Anders Ruhwald, Untitled (Sketch for a Measure of Two) (2019), via Moran Moran
Rachel Garrard, Dynamic Equilibrium (2022), via Colector Galery
Alongside the fair, expect a range of openings and exhibitions around the city. Among the highlights is OMR‘s new exhibition space in Chapultepec, a beautiful cultural center set on the lake and appropriately named LAGO/ALGO. Kurimanzutto will also open a show of work by artist Leonor Antunes at its space. The artist reflects on the function of everyday objects and the potential of modernist forms to become sculptures. Of note, Galerie Nordenhake presents the fifth solo exhibition by the artist Stanley Whitney, and his first in Mexico City. Whitney’s bold abstractions are steeped in the Abstract Expressionist tradition, with marked nods to Josef Albers and Matisse. LABOR Gallery is partnering with the design studio AGO Projects to create an architectural pavilion for the gallery, a structure they describe as ‘flexible’ and free of rules and hierarchies. During the next twelve months, this space will host a program of multiple projects and collaborations in the gallery’s garden. At House of Gaga, the artist Raul Guerrero stages his first solo exhibition in Mexico City, titled “Historia y Leyendas de las Calles de México.”

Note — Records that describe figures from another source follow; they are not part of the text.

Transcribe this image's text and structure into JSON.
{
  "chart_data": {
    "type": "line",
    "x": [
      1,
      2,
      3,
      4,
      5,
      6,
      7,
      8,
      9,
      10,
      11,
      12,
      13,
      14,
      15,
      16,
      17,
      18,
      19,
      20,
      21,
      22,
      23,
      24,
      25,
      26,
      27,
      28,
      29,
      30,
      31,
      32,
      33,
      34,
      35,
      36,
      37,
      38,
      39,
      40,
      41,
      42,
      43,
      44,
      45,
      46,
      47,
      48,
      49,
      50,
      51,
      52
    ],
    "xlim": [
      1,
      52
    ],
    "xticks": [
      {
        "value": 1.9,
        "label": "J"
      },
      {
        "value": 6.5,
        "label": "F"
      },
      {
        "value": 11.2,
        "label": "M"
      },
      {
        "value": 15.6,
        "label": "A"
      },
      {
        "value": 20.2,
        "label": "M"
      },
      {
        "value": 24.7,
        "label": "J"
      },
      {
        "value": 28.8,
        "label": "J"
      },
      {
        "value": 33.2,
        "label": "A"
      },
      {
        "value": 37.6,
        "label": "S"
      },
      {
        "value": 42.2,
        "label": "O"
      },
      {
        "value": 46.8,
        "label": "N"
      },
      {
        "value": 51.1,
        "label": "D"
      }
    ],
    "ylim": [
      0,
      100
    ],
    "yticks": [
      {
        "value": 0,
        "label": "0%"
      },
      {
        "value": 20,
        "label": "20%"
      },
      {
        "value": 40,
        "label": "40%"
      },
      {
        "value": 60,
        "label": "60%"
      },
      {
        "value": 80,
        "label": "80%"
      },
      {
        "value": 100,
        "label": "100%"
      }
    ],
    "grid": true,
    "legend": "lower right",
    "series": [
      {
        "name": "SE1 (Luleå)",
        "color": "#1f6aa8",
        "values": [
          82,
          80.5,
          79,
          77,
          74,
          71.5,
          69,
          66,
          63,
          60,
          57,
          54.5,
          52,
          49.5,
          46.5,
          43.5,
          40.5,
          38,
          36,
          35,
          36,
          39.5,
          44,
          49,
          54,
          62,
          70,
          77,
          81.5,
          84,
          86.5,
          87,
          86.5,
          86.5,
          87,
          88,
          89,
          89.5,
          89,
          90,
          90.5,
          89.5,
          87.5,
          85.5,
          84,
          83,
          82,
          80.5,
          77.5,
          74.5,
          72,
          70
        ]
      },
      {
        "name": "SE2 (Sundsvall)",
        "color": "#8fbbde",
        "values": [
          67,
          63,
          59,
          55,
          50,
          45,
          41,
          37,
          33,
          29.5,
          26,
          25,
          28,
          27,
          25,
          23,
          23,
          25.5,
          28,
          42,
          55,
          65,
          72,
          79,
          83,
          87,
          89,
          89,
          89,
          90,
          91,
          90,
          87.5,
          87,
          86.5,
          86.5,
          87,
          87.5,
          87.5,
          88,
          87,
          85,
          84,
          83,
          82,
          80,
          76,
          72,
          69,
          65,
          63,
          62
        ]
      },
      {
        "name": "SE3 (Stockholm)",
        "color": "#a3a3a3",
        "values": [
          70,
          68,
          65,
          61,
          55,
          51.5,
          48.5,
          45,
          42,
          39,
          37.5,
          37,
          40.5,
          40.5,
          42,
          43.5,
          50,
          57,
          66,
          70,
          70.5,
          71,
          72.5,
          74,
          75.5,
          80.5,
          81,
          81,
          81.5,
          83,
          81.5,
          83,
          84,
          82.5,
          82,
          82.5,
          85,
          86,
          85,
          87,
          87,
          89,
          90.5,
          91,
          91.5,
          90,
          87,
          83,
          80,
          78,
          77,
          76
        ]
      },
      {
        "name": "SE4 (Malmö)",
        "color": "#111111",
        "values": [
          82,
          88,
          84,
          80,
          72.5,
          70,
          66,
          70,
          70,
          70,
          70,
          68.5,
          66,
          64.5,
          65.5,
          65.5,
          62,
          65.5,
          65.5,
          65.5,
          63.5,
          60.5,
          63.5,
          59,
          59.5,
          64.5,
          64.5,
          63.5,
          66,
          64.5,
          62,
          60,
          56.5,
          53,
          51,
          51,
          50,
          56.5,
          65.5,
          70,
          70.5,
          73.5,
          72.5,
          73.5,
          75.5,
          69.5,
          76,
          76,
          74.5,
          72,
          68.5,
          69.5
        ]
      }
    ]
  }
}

The nomadic art and design collective MASA, known for taking over architecturally-idiosyncratic locations as sites for their exhibitions, is back this year with a tongue-in-cheek project that challenges our conceptions of space and function, particularly in our work environments. Titled MASA INC., this playful ‘corporate takeover’ takes place on the seventh floor of a generic office building overlooking the Plaza de las Cibeles in Roma Norte. The exhibition features artists such as Mario Garcia Torres, ROOMS Studio, as well as Hector Esrawe and Brian Thoreen, co-founders of MASA along with Agé Salajõe.
Another intriguing draw for the week will be an event hosted by Materia at the towering, habitable sculpture created by the Uruguayan artist Gonzalo Fonseca as part of Ruta de la Amistad built for the 1968 Olympics. Torre de Sonido will invite a range of artists to perform and install within the space, including SITES, Ramón Saturnino, and Moisés Sacal Hadid. This multifaceted project represents the reclamation of the cultural islands remaining in a city fragmented by relentless urbanization. Performances for Torre de Sonido take place on February 12 and 13.
Also on view at Museo Jumex, a pair of shows will mark their closing week during the festival. One show, Ambient Temperature, is curated by Sofia Taboas, presenting 35 works from the Colección Jumex to create a journey from the suffocating heat of the desert to the air-conditioned, impersonal spaces of contemporary life, while Taboas also presents a show of her own work in another museum gallery.
Gabriel Orozco, Samurai Tree (Invariant 98) (2022), via kurimanzutto
Barbara Sanchez-Kane, via kurimanzutto
All told, this week’s fair and exhibition offerings should make for another engaging, immersive week in Mexico City. Art Observed will be on site and posting live from the events, which begin February 8th.